Kirkuk Kurds
An armed member of the Kurdish security forces takes a position during a patrol on the outskirts of the Iraqi city of Kirkuk June 14, 2014. Reuters/Azad Lashkari

KIRKUK, Iraq -- As Prime Minister Nouri Al-Maliki’s forces began new rounds of airstrikes on Fallujah and Tikrit Monday in an attempt to dislodge ISIS jihadists, thousands of Iraqis attempted to cross the border into Iraqi Kurdistan through this city -- but came up against a closed border. Kurdish militia had blocked several checkpoints throughout the day, after three car bombs exploded here.

“We don’t know which of these people are terrorists,” one of about two dozen soldiers of the Kurdish army, known as the peshmerga, said at a checkpoint. “We can’t risk anything because we just don’t know.” Pieces of one of the cars were scattered on a road near the middle of the city. There were no reported injuries or deaths from the explosions, and no one claimed responsibility.

Peshmerga officers said that since last week Iraqi Kurdistan has had to increase security at its checkpoints because of the influx of Iraqi refugees entering the region, but Monday marked the first time it closed its borders, even if just temporarily. The Iraqis sitting at the border could not go home, for fear of being bombed there. So, they waited.

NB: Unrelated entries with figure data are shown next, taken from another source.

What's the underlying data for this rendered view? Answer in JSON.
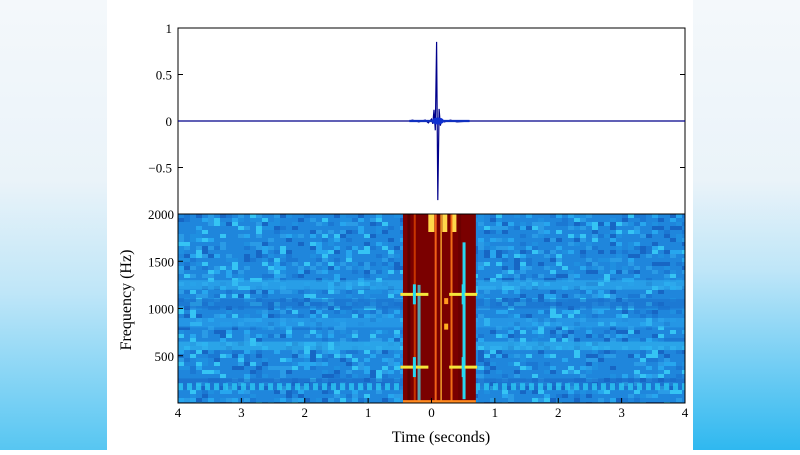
{
  "chart_data": [
    {
      "type": "line",
      "title": "",
      "xlabel": "",
      "ylabel": "",
      "ylim": [
        -1,
        1
      ],
      "yticks": [
        "1",
        "0.5",
        "0",
        "−0.5",
        "−1"
      ],
      "series": [
        {
          "x": [
            -4,
            -0.35,
            -0.3,
            -0.2,
            -0.1,
            -0.05,
            0.0,
            0.02,
            0.04,
            0.06,
            0.08,
            0.1,
            0.12,
            0.14,
            0.16,
            0.2,
            0.3,
            0.4,
            0.6,
            4
          ],
          "y": [
            0,
            0,
            0.01,
            -0.01,
            0.01,
            -0.02,
            0.02,
            -0.03,
            0.12,
            -0.1,
            0.85,
            -0.85,
            0.13,
            -0.05,
            0.02,
            -0.01,
            0.01,
            -0.01,
            0.0,
            0
          ]
        }
      ],
      "line_color": "#00008b"
    },
    {
      "type": "heatmap",
      "xlabel": "Time (seconds)",
      "ylabel": "Frequency (Hz)",
      "xlim": [
        -4,
        4
      ],
      "ylim": [
        0,
        2000
      ],
      "xticks": [
        "4",
        "3",
        "2",
        "1",
        "0",
        "1",
        "2",
        "3",
        "4"
      ],
      "yticks": [
        "2000",
        "1500",
        "1000",
        "500"
      ],
      "hot_region": [
        -0.45,
        0.7
      ],
      "hot_lines_hz": [
        1150,
        380
      ],
      "colors": {
        "background": "#1f86dc",
        "hot": "#7a0000",
        "cyan": "#28d8f2",
        "yellow": "#f5e83a"
      }
    }
  ]
}
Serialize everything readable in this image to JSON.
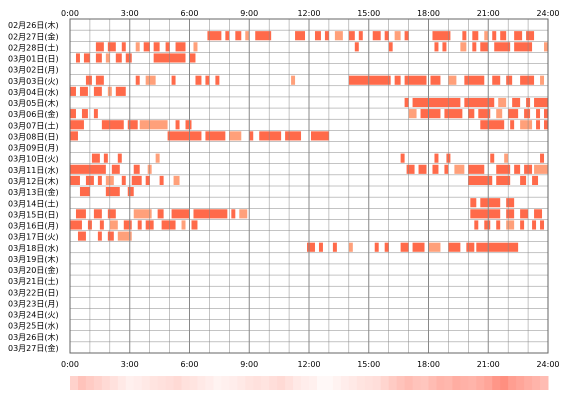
{
  "chart_data": {
    "type": "heatmap",
    "title": "",
    "xlabel": "",
    "ylabel": "",
    "xlim": [
      0,
      24
    ],
    "x_ticks": [
      "0:00",
      "3:00",
      "6:00",
      "9:00",
      "12:00",
      "15:00",
      "18:00",
      "21:00",
      "24:00"
    ],
    "days": [
      "02月26日(木)",
      "02月27日(金)",
      "02月28日(土)",
      "03月01日(日)",
      "03月02日(月)",
      "03月03日(火)",
      "03月04日(水)",
      "03月05日(木)",
      "03月06日(金)",
      "03月07日(土)",
      "03月08日(日)",
      "03月09日(月)",
      "03月10日(火)",
      "03月11日(水)",
      "03月12日(木)",
      "03月13日(金)",
      "03月14日(土)",
      "03月15日(日)",
      "03月16日(月)",
      "03月17日(火)",
      "03月18日(水)",
      "03月19日(木)",
      "03月20日(金)",
      "03月21日(土)",
      "03月22日(日)",
      "03月23日(月)",
      "03月24日(火)",
      "03月25日(水)",
      "03月26日(木)",
      "03月27日(金)"
    ],
    "units": "hours",
    "active_intervals": [
      [],
      [
        [
          6.9,
          7.6
        ],
        [
          7.8,
          8.0
        ],
        [
          8.3,
          8.6
        ],
        [
          8.8,
          9.0
        ],
        [
          9.3,
          10.1
        ],
        [
          11.3,
          11.8
        ],
        [
          12.3,
          12.6
        ],
        [
          12.8,
          13.0
        ],
        [
          13.3,
          13.7
        ],
        [
          14.0,
          14.3
        ],
        [
          14.5,
          14.7
        ],
        [
          15.2,
          15.6
        ],
        [
          15.8,
          16.0
        ],
        [
          16.3,
          16.6
        ],
        [
          16.8,
          17.0
        ],
        [
          18.2,
          19.1
        ],
        [
          19.7,
          19.9
        ],
        [
          20.2,
          20.5
        ],
        [
          20.8,
          21.0
        ],
        [
          21.2,
          21.4
        ],
        [
          21.6,
          21.9
        ],
        [
          22.3,
          22.7
        ],
        [
          22.9,
          23.3
        ]
      ],
      [
        [
          1.3,
          1.7
        ],
        [
          1.9,
          2.3
        ],
        [
          2.6,
          2.8
        ],
        [
          3.3,
          3.5
        ],
        [
          3.7,
          4.0
        ],
        [
          4.2,
          4.5
        ],
        [
          4.8,
          5.0
        ],
        [
          5.3,
          5.8
        ],
        [
          6.2,
          6.4
        ],
        [
          14.3,
          14.5
        ],
        [
          16.0,
          16.2
        ],
        [
          18.3,
          18.5
        ],
        [
          18.7,
          18.9
        ],
        [
          19.6,
          19.9
        ],
        [
          20.2,
          20.4
        ],
        [
          20.6,
          21.0
        ],
        [
          21.3,
          22.1
        ],
        [
          22.3,
          23.2
        ],
        [
          23.8,
          24.0
        ]
      ],
      [
        [
          0.3,
          0.5
        ],
        [
          0.7,
          1.0
        ],
        [
          1.3,
          1.6
        ],
        [
          1.8,
          2.0
        ],
        [
          2.3,
          2.6
        ],
        [
          2.8,
          3.1
        ],
        [
          4.2,
          5.8
        ],
        [
          6.0,
          6.3
        ]
      ],
      [],
      [
        [
          0.8,
          1.1
        ],
        [
          1.3,
          1.7
        ],
        [
          3.3,
          3.5
        ],
        [
          3.8,
          4.3
        ],
        [
          5.1,
          5.3
        ],
        [
          6.3,
          6.6
        ],
        [
          6.8,
          7.0
        ],
        [
          7.3,
          7.5
        ],
        [
          11.1,
          11.3
        ],
        [
          14.0,
          16.1
        ],
        [
          16.3,
          16.6
        ],
        [
          16.8,
          17.9
        ],
        [
          18.1,
          18.6
        ],
        [
          19.0,
          19.4
        ],
        [
          19.8,
          20.8
        ],
        [
          21.2,
          21.6
        ],
        [
          21.9,
          22.2
        ],
        [
          22.6,
          23.3
        ],
        [
          23.6,
          23.8
        ]
      ],
      [
        [
          0.0,
          0.3
        ],
        [
          0.5,
          0.9
        ],
        [
          1.2,
          1.6
        ],
        [
          1.9,
          2.1
        ],
        [
          2.3,
          2.8
        ]
      ],
      [
        [
          16.8,
          17.0
        ],
        [
          17.2,
          19.6
        ],
        [
          19.8,
          21.3
        ],
        [
          21.5,
          21.9
        ],
        [
          22.2,
          22.6
        ],
        [
          22.9,
          23.1
        ],
        [
          23.3,
          24.0
        ]
      ],
      [
        [
          0.0,
          0.3
        ],
        [
          0.6,
          0.9
        ],
        [
          1.2,
          1.4
        ],
        [
          17.0,
          17.4
        ],
        [
          17.6,
          18.6
        ],
        [
          18.8,
          19.7
        ],
        [
          20.0,
          20.3
        ],
        [
          20.5,
          21.1
        ],
        [
          21.4,
          21.7
        ],
        [
          22.0,
          22.5
        ],
        [
          22.8,
          23.1
        ],
        [
          23.4,
          23.6
        ],
        [
          23.8,
          24.0
        ]
      ],
      [
        [
          0.0,
          0.7
        ],
        [
          1.6,
          2.7
        ],
        [
          2.9,
          3.4
        ],
        [
          3.5,
          4.9
        ],
        [
          5.3,
          5.5
        ],
        [
          5.8,
          6.1
        ],
        [
          20.6,
          21.8
        ],
        [
          22.1,
          22.3
        ],
        [
          22.6,
          23.2
        ],
        [
          23.4,
          23.6
        ],
        [
          23.8,
          24.0
        ]
      ],
      [
        [
          0.0,
          0.4
        ],
        [
          4.9,
          6.6
        ],
        [
          6.8,
          7.8
        ],
        [
          8.0,
          8.6
        ],
        [
          9.0,
          9.2
        ],
        [
          9.5,
          10.6
        ],
        [
          10.8,
          11.6
        ],
        [
          12.1,
          13.0
        ]
      ],
      [],
      [
        [
          1.1,
          1.5
        ],
        [
          1.7,
          1.9
        ],
        [
          2.4,
          2.6
        ],
        [
          4.3,
          4.5
        ],
        [
          16.6,
          16.8
        ],
        [
          18.3,
          18.5
        ],
        [
          18.9,
          19.1
        ],
        [
          21.1,
          21.3
        ],
        [
          21.8,
          22.0
        ],
        [
          23.6,
          23.8
        ]
      ],
      [
        [
          0.0,
          1.8
        ],
        [
          2.1,
          2.5
        ],
        [
          3.2,
          3.5
        ],
        [
          3.9,
          4.1
        ],
        [
          16.9,
          17.3
        ],
        [
          17.5,
          17.9
        ],
        [
          18.2,
          18.5
        ],
        [
          18.8,
          19.0
        ],
        [
          19.3,
          19.8
        ],
        [
          20.0,
          20.8
        ],
        [
          21.4,
          22.1
        ],
        [
          22.3,
          22.6
        ],
        [
          22.8,
          23.2
        ],
        [
          23.3,
          24.0
        ]
      ],
      [
        [
          0.0,
          0.5
        ],
        [
          0.8,
          1.2
        ],
        [
          1.4,
          1.6
        ],
        [
          1.8,
          2.2
        ],
        [
          2.6,
          2.8
        ],
        [
          3.1,
          3.6
        ],
        [
          3.8,
          4.0
        ],
        [
          4.5,
          4.7
        ],
        [
          5.2,
          5.5
        ],
        [
          20.0,
          21.2
        ],
        [
          21.4,
          22.1
        ],
        [
          22.6,
          22.9
        ],
        [
          23.2,
          23.5
        ]
      ],
      [
        [
          0.5,
          1.0
        ],
        [
          1.8,
          2.5
        ],
        [
          2.9,
          3.2
        ]
      ],
      [
        [
          20.1,
          20.4
        ],
        [
          20.6,
          21.6
        ],
        [
          21.9,
          22.3
        ]
      ],
      [
        [
          0.3,
          0.8
        ],
        [
          1.2,
          1.6
        ],
        [
          1.9,
          2.3
        ],
        [
          3.2,
          4.1
        ],
        [
          4.4,
          4.7
        ],
        [
          5.1,
          6.0
        ],
        [
          6.2,
          7.9
        ],
        [
          8.1,
          8.3
        ],
        [
          8.5,
          8.9
        ],
        [
          20.1,
          21.6
        ],
        [
          21.9,
          22.3
        ],
        [
          22.6,
          23.0
        ],
        [
          23.3,
          23.7
        ]
      ],
      [
        [
          0.0,
          0.6
        ],
        [
          0.9,
          1.1
        ],
        [
          1.5,
          1.7
        ],
        [
          2.0,
          2.4
        ],
        [
          2.7,
          3.1
        ],
        [
          3.4,
          3.6
        ],
        [
          3.8,
          4.2
        ],
        [
          4.6,
          5.3
        ],
        [
          5.6,
          5.8
        ],
        [
          6.1,
          6.4
        ],
        [
          20.3,
          20.5
        ],
        [
          20.8,
          21.1
        ],
        [
          21.4,
          21.6
        ],
        [
          21.9,
          22.3
        ],
        [
          22.6,
          22.8
        ],
        [
          23.2,
          23.4
        ],
        [
          23.6,
          23.8
        ]
      ],
      [
        [
          0.4,
          0.8
        ],
        [
          1.4,
          1.6
        ],
        [
          1.9,
          2.2
        ],
        [
          2.4,
          3.1
        ]
      ],
      [
        [
          11.9,
          12.3
        ],
        [
          12.5,
          12.7
        ],
        [
          13.2,
          13.4
        ],
        [
          14.0,
          14.2
        ],
        [
          15.3,
          15.5
        ],
        [
          15.8,
          16.0
        ],
        [
          16.6,
          17.0
        ],
        [
          17.2,
          17.8
        ],
        [
          18.0,
          18.6
        ],
        [
          19.0,
          19.6
        ],
        [
          19.9,
          20.3
        ],
        [
          20.4,
          22.5
        ]
      ],
      [],
      [],
      [],
      [],
      [],
      [],
      [],
      [],
      []
    ],
    "density_strip": {
      "description_free": true,
      "values": [
        0.3,
        0.4,
        0.35,
        0.3,
        0.25,
        0.2,
        0.15,
        0.1,
        0.12,
        0.15,
        0.18,
        0.2,
        0.22,
        0.25,
        0.2,
        0.18,
        0.15,
        0.12,
        0.08,
        0.1,
        0.12,
        0.15,
        0.18,
        0.2,
        0.18,
        0.22,
        0.25,
        0.2,
        0.15,
        0.12,
        0.1,
        0.05,
        0.05,
        0.08,
        0.12,
        0.15,
        0.18,
        0.2,
        0.22,
        0.28,
        0.35,
        0.4,
        0.45,
        0.4,
        0.38,
        0.45,
        0.5,
        0.48,
        0.55,
        0.52,
        0.5,
        0.55,
        0.6,
        0.7,
        0.75,
        0.65,
        0.6,
        0.55,
        0.5,
        0.45
      ]
    },
    "colors": {
      "bar": "#ff6a4a",
      "bar_light": "#ffa07a",
      "grid": "#888888",
      "border": "#666666"
    }
  }
}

Tikrit, just 300 kilometers (185 miles) from Baghdad, is now under control of the Islamic State of Iraq and Syria and other Sunni militant groups. Maliki’s forces began bombing the city Monday, as well as several other cities with known ISIS hideouts, residents said, forcing thousands to flee.

Although it is unknown who planned the car bombs, the explosions in Kirkuk suggest that even as ISIS moves south toward Baghdad, the conflict is still alive in the north. The struggle is not as clear-cut, though, as it seemed in the early hours of the takeover of Mosul, Iraq’s second-biggest city, last week. It now encapsulates all sectarian divisions in both Arab and Kurdish Iraq, and includes small Sunni groups who have taken up arms to fight Maliki’s Shia-dominated forces.

The increasingly violent clashes among sectarian parties in the country could give way to a full-blown civil war. The opposition in Iraq now consists of the world’s most feared extremist organization, ISIS, and Sunni clans that do not follow the ultra-strict ISIS interpretation of Islamic Shariah law but want Maliki out of power. This division in religious ideology could cause tensions among Sunnis, causing their forces to fractionalize.

Shia communities are siding with their co-religionist Maliki, and Shia-majority Iran has sent special forces into the country to support them and fight the Sunnis. In the north, the Kurdish army is trying to keep oil-rich territory from being taken over by ISIS or the Iraqi military, while at the same time providing -- at least up to now -- a haven for those fleeing the clashes.

Many Sunnis in Iraq, disenfranchised by the Shia-led government for years, said they would support ISIS rule, even though the group has been known for months now for its extreme brutality.

“At least ISIS does not want to hurt us,” one man traveling with a truck full of people from Tikrit said. “Maliki keeps bombing our town. ISIS doesn’t do anything like that.”

But other Sunnis do not want anything to do with the extremist group. They fear it is becoming even more brutal. Pictures released Sunday by ISIS show its soldiers shooting dead hundreds of unarmed, captive Iraqi soldiers en masse.

“We need a judge in this country. We need rules,” said Arfan Nadi, a man fleeing government bombings in a village between Fallujah and Ramadi. But, he said, the U.S. should not intervene again.

“The U.S. caused this problem. They are the ones who put Maliki in power.”

The threat of a failed, dissolved state overrun by jihadists in the heart of the Middle East has the international community scrambling for a strategy. The Obama administration dispatched an aircraft carrier to the Persian Gulf on Sunday, suggesting it might aid the Iraqi government with airstrikes. But more airstrikes could increase the number of Iraqis trying to leave the country.

Back on the ground, on the border near Kirkuk, the backed-up cars at the Kurdish checkpoint were stuck in a gridlocked maze with no order. Most waited for a clearance to pass, which didn’t come. Some began to turn back toward Tikrit.

In a taxi, a man holding a young boy on his lap waited to pass the checkpoint. Four women sat in the back with the family’s bags. They were fleeing from Fallujah. The father in the front seat said he wanted Iraq to “wipe the slate clean.”

“I don’t want Maliki or ISIS,” he said. “We need to start something new and build it from scratch.”